After calling North Carolina home for more than a decade, Weiner said he’s seen Raleigh’s growth change the food landscape, embracing trends and styles of fast casual that often mean higher prices. He said Steve’s Place aims to be a fixture for everyone.

“It’s just kind of common food for normal people,” Weiner said. “We are blue collar, we have a lot of regulars. It’s a dying breed kind of place, a takeout place. We don’t have chocolate souffles or red potatoes. It’s a hot dog, it’s three bucks. You can put seven toppings on it and it’s three bucks. We keep it simple.”

Red footlong at Steve’s Place in Raleigh on Monday, May 23, 2022.
Red footlong at Steve’s Place in Raleigh on Monday, May 23, 2022.

Runner up: The Roast Grill

Over time, The Roast Grill’s stance on ketchup has softened somewhat. You are now permitted to bring in your own, should you wish to disgrace your hot dog, and possibly yourself, with such a condiment. Owner George Poniros said the 82-year-old lunch counter’s famous anti-ketchup philosophy came from his grandmother, Mary Charles.

“People would want ketchup and she would make kind of a clucking, tsking sound and shake her fork at them and say ‘No ketchup,’” Poniros said. “The reason is she spent so much time making the chili — a day and a half — and you don’t taste the full flavor of the chili if you cover it in ketchup.”

The Roast Grill, one of Raleigh’s oldest restaurants and one of the state’s most famous hot dog counters, is the runner-up in the Triangle Hot Dog Bracket, but it is no one’s silver medal.

Poniros’ grandparents started the restaurant in 1940, serving a larger menu that included pork chops and stews and green beans, but quickly narrowed the focus to hot dogs.

George Poniras, grandson of Greek imigrants who came through Ellis Island, is his family’s third generation to sell grilled hot dogs at this cramped, but cozy, location in downtown Raleigh.
George Poniras, grandson of Greek imigrants who came through Ellis Island, is his family’s third generation to sell grilled hot dogs at this cramped, but cozy, location in downtown Raleigh.

Poniros has been running the Roast Grill for the past 30 years, watching the modest 12-seat counter ascend into an icon. He said there’s no secret to it’s magic, it’s simply a matter of caring.

“It’s bothering to grill (the hot dogs), it’s finding the best wiener you can find, it’s the atmosphere, it’s one of a kind,” Poniros said. “We try to make every single one of our toppings. We don’t make a mediocre anything.”

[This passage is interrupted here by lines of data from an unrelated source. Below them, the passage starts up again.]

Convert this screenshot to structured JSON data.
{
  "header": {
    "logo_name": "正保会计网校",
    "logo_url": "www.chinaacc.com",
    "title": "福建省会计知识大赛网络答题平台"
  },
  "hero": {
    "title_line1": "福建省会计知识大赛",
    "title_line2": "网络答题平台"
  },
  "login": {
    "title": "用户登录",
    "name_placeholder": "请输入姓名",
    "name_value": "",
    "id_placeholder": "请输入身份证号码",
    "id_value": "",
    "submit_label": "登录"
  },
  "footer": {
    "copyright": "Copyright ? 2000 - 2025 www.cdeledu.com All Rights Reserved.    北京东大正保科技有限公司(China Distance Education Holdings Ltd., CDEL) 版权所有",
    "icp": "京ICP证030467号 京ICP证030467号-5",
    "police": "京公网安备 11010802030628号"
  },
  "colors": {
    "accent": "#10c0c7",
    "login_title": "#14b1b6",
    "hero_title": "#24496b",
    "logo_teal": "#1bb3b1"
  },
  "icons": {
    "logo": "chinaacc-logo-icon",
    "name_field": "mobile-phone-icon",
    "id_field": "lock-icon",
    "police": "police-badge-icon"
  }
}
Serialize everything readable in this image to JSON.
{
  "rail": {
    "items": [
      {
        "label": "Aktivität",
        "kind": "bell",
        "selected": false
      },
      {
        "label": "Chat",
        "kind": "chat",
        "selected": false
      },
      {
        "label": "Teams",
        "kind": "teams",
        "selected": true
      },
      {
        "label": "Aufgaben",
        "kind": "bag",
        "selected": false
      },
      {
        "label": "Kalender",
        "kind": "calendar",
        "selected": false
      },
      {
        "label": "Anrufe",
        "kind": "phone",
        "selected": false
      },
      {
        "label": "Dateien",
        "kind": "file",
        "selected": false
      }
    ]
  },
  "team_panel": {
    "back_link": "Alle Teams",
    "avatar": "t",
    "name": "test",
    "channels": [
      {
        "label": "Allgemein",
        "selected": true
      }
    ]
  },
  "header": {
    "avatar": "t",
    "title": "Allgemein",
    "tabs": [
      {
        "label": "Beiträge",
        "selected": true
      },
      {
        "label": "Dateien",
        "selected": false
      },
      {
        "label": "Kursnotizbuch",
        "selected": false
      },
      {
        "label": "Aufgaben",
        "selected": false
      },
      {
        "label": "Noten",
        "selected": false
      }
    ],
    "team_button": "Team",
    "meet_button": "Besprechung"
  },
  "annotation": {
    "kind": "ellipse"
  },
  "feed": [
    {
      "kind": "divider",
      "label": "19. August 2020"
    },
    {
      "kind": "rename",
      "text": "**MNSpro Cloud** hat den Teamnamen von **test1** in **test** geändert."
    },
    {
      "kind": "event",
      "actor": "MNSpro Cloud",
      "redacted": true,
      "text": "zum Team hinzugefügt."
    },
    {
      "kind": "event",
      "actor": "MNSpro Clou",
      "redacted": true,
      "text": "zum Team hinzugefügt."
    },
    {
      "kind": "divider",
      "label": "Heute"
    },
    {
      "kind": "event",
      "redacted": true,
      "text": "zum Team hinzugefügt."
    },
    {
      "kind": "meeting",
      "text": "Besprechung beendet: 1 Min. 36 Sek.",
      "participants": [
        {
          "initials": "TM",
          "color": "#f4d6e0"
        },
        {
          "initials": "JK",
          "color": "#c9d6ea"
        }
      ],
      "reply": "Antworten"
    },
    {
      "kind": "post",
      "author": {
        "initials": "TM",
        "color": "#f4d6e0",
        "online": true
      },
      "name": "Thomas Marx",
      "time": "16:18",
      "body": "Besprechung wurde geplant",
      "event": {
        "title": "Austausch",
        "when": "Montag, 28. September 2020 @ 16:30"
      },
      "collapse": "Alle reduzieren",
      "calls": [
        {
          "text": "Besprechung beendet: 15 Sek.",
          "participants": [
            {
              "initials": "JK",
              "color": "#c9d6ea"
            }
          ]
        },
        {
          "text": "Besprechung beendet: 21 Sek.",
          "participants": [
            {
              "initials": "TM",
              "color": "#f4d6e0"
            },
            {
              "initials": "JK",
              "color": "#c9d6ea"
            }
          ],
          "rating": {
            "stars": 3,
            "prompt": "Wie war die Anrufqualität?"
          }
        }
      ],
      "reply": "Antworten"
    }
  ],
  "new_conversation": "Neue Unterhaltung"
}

The Roast Grill wieners come from Michigan, the chili is a 100-year-old recipe, the slaw is coarsely chopped cabbage that used to mean a quarter upcharge, which patrons were happy to pay. The drinks are Coke and domestic bottles of beer. The hot dogs themselves slowly blacken and burn on the Roast Grill’s flattop, cooked up a couple feet away from the counter full of diners. Dessert is a couple miniature Tootsie Rolls.

It’s a hot dog, but it’s also an experience.

“It’s a hot dog you can eat and actually enjoy and say it’s delicious,” Poniros said. “I’ll do it as long as I can walk.”